3

Please note - I'm very unexperienced and this is my first 'real' project.

I'm going to try to explain my problem as best as I can, apologies if some of the terms are incorrect.

I'm trying to scrape the following webpage - https://www.eaab.org.za/agent_agency_search?type=Agents&search_agent=+&submit_agent_search=GO

I can scrape the 'Name' and 'Status', but I also need to get some of the information in the 'Full Details' popup window.

I have noticed that when clicking on the 'Full Details' button the URL stays the same.

Below is what my code looks like:

import scrapy
from FirstScrape.items import FirstscrapeItem

class FirstSpider(scrapy.Spider):
    name = "spiderman"
    start_urls = [
        
        "https://www.eaab.org.za/agent_agency_search?type=Agents&search_agent=+&submit_agent_search=GO"
        
        ]
    
    def parse(self, response):
        item = FirstscrapeItem()
        item['name'] = response.xpath("//tr[@class='even']/td[1]/text()").get()
        item['status'] = response.xpath("//tr[@class='even']/td[2]/text()").get()
        #first refers to firstname in the popup window
        item['first'] = response.xpath("//div[@class='result-list default']/tbody/tr[2]/td[2]/text()").get()
        
        
        return item

I launch my code from the terminal and export it to a .csv file.

Not sure if this will help but this is the popup / fancy box window:

popup window

Do I need to use Selenium to click on the button or am I just missing something? Any help will be appreciated.

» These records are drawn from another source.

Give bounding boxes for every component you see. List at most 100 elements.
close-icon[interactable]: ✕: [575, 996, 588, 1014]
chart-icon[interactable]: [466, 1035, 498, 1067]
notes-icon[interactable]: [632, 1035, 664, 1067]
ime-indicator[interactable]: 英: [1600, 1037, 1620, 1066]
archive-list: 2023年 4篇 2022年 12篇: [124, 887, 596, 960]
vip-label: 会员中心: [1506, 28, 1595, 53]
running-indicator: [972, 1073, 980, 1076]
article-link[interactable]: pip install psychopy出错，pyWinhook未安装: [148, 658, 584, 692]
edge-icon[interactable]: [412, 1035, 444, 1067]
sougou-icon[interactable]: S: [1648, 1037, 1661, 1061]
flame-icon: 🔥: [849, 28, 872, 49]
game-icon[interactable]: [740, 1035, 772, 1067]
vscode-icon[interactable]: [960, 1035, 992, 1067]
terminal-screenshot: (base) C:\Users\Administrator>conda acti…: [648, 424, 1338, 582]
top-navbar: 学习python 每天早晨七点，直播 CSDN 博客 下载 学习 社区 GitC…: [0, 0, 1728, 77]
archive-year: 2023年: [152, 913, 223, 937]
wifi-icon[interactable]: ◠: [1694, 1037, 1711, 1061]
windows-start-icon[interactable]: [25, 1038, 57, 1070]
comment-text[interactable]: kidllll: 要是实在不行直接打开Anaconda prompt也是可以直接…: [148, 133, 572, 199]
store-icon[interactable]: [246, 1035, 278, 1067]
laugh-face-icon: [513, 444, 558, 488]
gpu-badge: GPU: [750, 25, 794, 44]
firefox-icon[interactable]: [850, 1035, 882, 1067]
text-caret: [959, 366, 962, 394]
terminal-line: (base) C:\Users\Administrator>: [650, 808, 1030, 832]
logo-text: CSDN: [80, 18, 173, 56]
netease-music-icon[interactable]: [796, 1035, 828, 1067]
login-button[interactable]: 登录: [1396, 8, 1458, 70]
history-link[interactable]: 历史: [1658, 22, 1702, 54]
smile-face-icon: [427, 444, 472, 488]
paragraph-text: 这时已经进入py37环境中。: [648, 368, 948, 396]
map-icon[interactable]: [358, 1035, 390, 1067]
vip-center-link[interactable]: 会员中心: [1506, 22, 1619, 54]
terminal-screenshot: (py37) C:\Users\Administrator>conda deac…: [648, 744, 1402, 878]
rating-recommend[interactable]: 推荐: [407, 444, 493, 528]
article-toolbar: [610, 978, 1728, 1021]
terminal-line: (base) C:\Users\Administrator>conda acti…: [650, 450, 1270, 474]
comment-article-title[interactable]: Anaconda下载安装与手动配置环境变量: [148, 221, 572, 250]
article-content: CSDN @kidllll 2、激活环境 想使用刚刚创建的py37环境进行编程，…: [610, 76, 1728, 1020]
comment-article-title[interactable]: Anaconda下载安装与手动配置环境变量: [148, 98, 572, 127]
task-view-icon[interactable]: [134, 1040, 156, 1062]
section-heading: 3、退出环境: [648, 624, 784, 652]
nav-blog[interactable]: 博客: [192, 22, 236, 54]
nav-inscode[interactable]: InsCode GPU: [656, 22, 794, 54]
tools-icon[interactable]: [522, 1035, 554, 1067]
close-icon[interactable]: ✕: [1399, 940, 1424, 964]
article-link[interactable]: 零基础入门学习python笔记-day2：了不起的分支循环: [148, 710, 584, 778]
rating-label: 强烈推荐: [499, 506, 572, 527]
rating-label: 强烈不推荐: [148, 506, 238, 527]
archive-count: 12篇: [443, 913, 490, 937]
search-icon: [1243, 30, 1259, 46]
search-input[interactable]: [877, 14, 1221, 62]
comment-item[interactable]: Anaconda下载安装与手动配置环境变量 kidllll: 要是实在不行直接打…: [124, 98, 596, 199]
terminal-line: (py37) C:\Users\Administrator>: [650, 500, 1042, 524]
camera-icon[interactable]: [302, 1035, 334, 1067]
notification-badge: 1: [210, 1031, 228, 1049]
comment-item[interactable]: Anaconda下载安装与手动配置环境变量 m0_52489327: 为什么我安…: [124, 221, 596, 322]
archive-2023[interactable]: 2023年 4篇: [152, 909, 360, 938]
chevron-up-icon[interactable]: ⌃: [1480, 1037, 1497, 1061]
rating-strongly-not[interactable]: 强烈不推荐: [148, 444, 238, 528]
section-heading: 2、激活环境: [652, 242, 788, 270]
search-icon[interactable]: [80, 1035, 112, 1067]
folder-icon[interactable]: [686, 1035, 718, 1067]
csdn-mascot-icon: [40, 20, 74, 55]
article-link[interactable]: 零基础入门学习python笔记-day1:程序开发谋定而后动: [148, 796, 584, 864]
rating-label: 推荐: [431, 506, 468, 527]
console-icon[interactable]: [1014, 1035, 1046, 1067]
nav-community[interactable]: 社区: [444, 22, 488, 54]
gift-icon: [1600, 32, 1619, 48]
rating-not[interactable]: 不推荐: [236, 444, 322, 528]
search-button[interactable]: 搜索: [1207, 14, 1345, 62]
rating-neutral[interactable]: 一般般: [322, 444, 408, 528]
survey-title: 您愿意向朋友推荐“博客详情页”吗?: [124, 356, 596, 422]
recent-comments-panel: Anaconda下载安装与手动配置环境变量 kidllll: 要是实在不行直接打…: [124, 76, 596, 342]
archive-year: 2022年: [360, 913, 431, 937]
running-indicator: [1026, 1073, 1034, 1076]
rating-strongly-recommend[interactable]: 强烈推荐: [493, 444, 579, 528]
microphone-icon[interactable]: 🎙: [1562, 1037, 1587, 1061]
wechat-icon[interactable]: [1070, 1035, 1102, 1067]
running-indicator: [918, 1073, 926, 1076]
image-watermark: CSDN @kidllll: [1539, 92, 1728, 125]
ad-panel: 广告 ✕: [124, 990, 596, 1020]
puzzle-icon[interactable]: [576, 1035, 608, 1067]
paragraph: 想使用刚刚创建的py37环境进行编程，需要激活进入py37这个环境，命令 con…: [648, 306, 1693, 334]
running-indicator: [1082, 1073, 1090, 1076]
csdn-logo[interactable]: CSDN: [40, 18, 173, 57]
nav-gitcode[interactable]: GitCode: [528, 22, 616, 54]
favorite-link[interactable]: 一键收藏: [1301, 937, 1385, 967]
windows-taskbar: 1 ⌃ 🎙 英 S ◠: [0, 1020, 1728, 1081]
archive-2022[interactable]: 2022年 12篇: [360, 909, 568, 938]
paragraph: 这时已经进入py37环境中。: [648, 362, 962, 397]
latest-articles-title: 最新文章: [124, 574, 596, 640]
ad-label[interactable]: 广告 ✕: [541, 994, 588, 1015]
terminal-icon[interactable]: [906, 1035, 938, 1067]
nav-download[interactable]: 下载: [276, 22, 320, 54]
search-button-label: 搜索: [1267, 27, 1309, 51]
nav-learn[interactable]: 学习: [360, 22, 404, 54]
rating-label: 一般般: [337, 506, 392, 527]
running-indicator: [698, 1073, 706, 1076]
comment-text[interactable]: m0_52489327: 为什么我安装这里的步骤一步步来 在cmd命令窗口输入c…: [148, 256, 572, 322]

I'm very eager to learn more about Python and scraping.

Thank you.

2 Answers2

2

This is the URL you need to extract from your starting page:

<a href="/listing_detail.php?agents_id=169039" class="agent-detail">Full Detail</a>

To get the content of pop-up-window open this extracted URL as another request.

Lukas Poustka
  • 91
  • 1
  • 3
  • 5
2

In the Full Detail you have the href attribute you need to get this url and make requests. Maybe it helps you:

import scrapy
from scrapy.crawler import CrawlerProcess

class FirstSpider(scrapy.Spider):
    name = "spiderman"
    start_urls = [
        
        "https://www.eaab.org.za/agent_agency_search?type=Agents&search_agent=+&submit_agent_search=GO"
        
        ]
    
    def parse(self, response):
                
        all_urls = [i.attrib["href"] for i in response.css(".agent-detail")]
        for url in all_urls:
            yield scrapy.Request(url=f"https://www.eaab.org.za{url}", callback=self.parse_data)
        
    def parse_data(self, response):
        print(response.css("td::text").extract())
        print("-----------------------------------")
dimay
  • 2,768
  • 1
  • 13
  • 22